Walsh’s interview with Gent Comfrey, a gender affirming therapist, reveals the extent to which the transgender understanding of truth and the world blurs the lines between men and women. This blurring makes even knowing one’s own gender uncertain. Comfrey explained that modern research has shown that sex and gender are not mere binaries and are not restricted by biological sex differences. She claimed that “some women have penises…some men have vaginas.” When pushed by Walsh to explain how that claim is known, Comfrey said that she learned it by talking with transgender people who identify as the opposite of their biological sex. Walsh then asked the logical follow-up: if these concepts are fluid, how can Walsh know whether he might be a woman or not?
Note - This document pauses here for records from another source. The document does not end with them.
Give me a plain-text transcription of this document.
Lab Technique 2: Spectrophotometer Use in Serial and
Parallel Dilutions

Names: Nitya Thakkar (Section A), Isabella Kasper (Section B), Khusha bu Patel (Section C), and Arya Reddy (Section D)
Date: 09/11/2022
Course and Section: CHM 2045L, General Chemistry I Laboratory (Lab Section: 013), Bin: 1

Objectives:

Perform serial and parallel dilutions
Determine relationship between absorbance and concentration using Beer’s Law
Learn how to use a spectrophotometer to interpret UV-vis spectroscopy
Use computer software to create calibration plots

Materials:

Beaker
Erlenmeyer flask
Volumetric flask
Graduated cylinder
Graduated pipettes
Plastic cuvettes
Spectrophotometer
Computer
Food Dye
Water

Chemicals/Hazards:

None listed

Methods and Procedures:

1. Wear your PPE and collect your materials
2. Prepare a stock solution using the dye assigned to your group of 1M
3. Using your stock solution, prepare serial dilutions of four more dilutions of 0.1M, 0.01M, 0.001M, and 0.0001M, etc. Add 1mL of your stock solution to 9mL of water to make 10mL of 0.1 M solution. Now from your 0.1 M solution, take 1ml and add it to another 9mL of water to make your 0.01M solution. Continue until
Walsh explained that he likes scented candles and watched Sex and the City. Could Walsh be a woman? Comfrey did not dismiss the idea but encouraged Walsh to ask the question with curiosity to start his journey of gender identity development.
Walsh interviewed one person who had taken the concept of individualized truth to its logical extreme. Naia Okami claimed to be both a transgender woman and a wolf therian. A therian is “someone who identifies as a non-human earthen animal either spiritually or psychologically.” Okami told Walsh about how he (she?) discovered his inner wolf-ness at around age 10 when watching an anime cartoon. Apparently Okami then went on to spend time at many wolf preserves, communicating with wolves in non-verbal ways.